The osmotic pressure of a solution of NaCl is 0.10 atm and that of a glucose solution is 0.20 atm. The osmotic pressure of a solution formed by mixing 1 L of the sodium chloride solution with 2 L of the glucose solution is $$x \times 10^{-3}$$ atm. x is __________ (nearest integer)

We recall the van’t Hoff expression for osmotic pressure: $$\pi = iCRT,$$ where $$\pi$$ is the osmotic pressure, $$i$$ is the van’t Hoff factor, $$C$$ is the molar concentration of the solute particles, $$R$$ is the gas constant and $$T$$ is the absolute temperature.

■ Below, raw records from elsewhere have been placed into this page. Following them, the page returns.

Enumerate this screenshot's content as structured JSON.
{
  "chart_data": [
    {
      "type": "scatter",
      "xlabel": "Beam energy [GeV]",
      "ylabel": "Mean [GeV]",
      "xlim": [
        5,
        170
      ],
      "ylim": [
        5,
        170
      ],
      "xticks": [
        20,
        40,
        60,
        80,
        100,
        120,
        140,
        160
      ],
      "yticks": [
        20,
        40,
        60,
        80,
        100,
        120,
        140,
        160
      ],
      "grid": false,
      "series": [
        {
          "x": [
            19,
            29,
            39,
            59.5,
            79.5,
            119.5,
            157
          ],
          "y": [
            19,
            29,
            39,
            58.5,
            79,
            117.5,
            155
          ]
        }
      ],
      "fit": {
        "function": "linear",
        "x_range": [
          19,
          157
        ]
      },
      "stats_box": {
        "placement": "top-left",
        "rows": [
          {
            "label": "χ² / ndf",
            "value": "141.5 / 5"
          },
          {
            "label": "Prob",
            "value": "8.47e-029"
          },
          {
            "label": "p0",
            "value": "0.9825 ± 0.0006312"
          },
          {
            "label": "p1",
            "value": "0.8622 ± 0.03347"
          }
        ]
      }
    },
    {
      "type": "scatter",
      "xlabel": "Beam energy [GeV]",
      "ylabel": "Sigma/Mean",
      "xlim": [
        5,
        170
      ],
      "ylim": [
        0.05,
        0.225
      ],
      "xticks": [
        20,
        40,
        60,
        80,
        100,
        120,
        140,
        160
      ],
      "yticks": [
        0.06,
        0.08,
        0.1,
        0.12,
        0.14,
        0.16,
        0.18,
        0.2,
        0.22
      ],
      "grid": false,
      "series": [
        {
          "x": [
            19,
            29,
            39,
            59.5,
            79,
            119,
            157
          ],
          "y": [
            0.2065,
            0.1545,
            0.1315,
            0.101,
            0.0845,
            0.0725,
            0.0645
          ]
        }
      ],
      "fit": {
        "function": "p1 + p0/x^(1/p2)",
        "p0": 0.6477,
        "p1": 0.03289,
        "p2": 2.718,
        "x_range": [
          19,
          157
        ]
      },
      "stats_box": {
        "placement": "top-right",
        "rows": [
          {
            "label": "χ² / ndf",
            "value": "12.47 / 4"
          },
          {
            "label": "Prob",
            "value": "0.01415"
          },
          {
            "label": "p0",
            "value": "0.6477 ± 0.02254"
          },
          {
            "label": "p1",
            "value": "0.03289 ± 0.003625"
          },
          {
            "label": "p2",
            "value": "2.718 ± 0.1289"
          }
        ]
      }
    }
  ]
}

Because all the solutions are at the same temperature and will be mixed at that temperature, the product $$RT$$ will remain the same throughout our calculations. This lets us treat $$\pi$$ as being directly proportional to the “osmolarity” (the effective concentration of dissolved particles). In other words, for any solution,

$$\pi = (iC)RT \quad\Longrightarrow\quad iC = \dfrac{\pi}{RT}.$$

Hence the quantity $$\dfrac{\pi}{RT}$$ can be viewed as the effective number of moles of solute particles per litre. If a solution of volume $$V$$ litres has osmotic pressure $$\pi,$$ then the total effective moles of solute particles present in that volume will be

$$n_{\text{eff}} = \left(\dfrac{\pi}{RT}\right)V.$$

We now apply this idea separately to the two solutions being mixed.

For the NaCl solution
Given: $$\pi_1 = 0.10\;\text{atm}, \; V_1 = 1\;\text{L}$$

Effective moles of solute particles:

$$n_{\text{eff,1}} = \left(\dfrac{\pi_1}{RT}\right)V_1 = \left(\dfrac{0.10}{RT}\right)\times 1.$$

For the glucose solution
Given: $$\pi_2 = 0.20\;\text{atm}, \; V_2 = 2\;\text{L}$$

Effective moles of solute particles:

$$n_{\text{eff,2}} = \left(\dfrac{\pi_2}{RT}\right)V_2 = \left(\dfrac{0.20}{RT}\right)\times 2.$$

Adding the two solutions
Total effective moles of solute particles after mixing:

$$n_{\text{eff,total}} = n_{\text{eff,1}} + n_{\text{eff,2}} = \left(\dfrac{0.10}{RT}\right)\times 1 + \left(\dfrac{0.20}{RT}\right)\times 2 = \dfrac{0.10 + 0.40}{RT} = \dfrac{0.50}{RT}.$$

Total volume after mixing:

$$V_{\text{total}} = V_1 + V_2 = 1\;\text{L} + 2\;\text{L} = 3\;\text{L}.$$

Osmotic pressure of the mixture
We again use $$\pi = (iC)RT = \dfrac{n_{\text{eff,total}}}{V_{\text{total}}}RT.$$ Substituting the values obtained above gives

$$\pi_{\text{mix}} = \dfrac{n_{\text{eff,total}}}{V_{\text{total}}}RT = \dfrac{\left(\dfrac{0.50}{RT}\right)}{3}\,RT = \dfrac{0.50}{3} = 0.166666\ldots\;\text{atm}.$$

Expressing this in the requested form $$x \times 10^{-3}\;\text{atm}$$:

$$0.166666\;\text{atm} \approx 1.66666 \times 10^{-1}\;\text{atm} = 166.666 \times 10^{-3}\;\text{atm}.$$

Rounding to the nearest integer gives $$x = 167.$$

So, the answer is $$167.$$